Lo stesso dicasi per i Paesi del Baltico, sconvolti da ondate di protesta come non se ne vedevano dal crollo dell’Unione Sovietica. Ogni Paese europeo, per suo conto, e in assenza di qualunque forma di coordinamento della spesa da parte dei Venticinque, traccia piani economici per sostenere i consumi interni, contenere la povertà di massa, sovvenzionare imprese e banche, il settore dell’automobile. Lo fanno i socialisti di Zapatero, cosi come gli ex fascisti di Berlusconi, ma senza prospettare alcun modello alternativo economico per il dopo crisi, in cui le scelte possano passare dal totale arbitrio di capitalisti a finanzieri a un maggior ruolo per i lavoratori, utenti dei servizi e cittadini, in cui i destini di relazioni umane e di ricchezze sociali e culturali non siano totalmente in balia dell’arbitrio dell’attuale mercato deregolato. Con la crisi si rafforzano i sentimenti regionalisti che stanno indebolendo le solidarietà nazionali, fino a rischiare di spaccare a metà il Belgio, la Spagna, l’Italia, nella totale assenza di un progetto del socialismo europeo che abbia una vocazione internazionalista, non dico mondiale, ma almeno europea.
Sperare che questa crisi possa contribuire a far ragionare i socialisti europei sulla loro costante perdita di adesioni in favore, sia della destra che di partiti della sinistra radicale e ambientalista, è forse troppo?

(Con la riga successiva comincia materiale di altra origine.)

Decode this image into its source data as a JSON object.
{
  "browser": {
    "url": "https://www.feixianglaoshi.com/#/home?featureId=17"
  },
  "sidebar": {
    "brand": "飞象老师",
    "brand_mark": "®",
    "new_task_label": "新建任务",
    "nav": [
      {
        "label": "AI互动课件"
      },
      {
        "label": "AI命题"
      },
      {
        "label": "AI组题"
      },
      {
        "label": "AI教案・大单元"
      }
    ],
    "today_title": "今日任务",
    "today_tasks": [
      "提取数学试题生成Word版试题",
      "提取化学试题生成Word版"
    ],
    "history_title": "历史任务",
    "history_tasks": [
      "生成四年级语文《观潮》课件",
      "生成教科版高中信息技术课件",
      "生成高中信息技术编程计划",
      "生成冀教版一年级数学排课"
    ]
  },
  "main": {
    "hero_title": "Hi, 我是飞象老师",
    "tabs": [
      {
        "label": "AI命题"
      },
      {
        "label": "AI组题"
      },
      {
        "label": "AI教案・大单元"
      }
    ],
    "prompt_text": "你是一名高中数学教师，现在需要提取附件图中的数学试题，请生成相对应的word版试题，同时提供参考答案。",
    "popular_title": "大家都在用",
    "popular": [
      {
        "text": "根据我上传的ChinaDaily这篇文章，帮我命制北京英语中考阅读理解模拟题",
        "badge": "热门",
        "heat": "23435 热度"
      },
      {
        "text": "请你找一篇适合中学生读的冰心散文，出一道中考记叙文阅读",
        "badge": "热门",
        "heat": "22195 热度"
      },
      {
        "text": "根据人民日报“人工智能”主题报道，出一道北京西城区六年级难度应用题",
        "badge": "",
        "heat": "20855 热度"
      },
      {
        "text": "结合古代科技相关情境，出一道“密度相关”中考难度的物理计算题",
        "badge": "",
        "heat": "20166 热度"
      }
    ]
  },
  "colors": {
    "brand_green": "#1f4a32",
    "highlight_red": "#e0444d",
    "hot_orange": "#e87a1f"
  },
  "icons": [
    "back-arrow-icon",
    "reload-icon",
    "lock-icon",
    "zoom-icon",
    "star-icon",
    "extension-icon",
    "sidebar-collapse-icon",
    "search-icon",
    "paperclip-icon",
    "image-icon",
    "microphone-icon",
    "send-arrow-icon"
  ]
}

Ma senza un nuovo programma del socialismo europeo che faccia i conti finalmente con il fatto che la strategia di Lisbona non può essere considerata una risposta adeguata alla fine del mondo del comunismo e al permanere delle attese che avevano portato ad esso,il socialismo europeo è destinato progressivamente, ma inesorabilmente, a scomparire.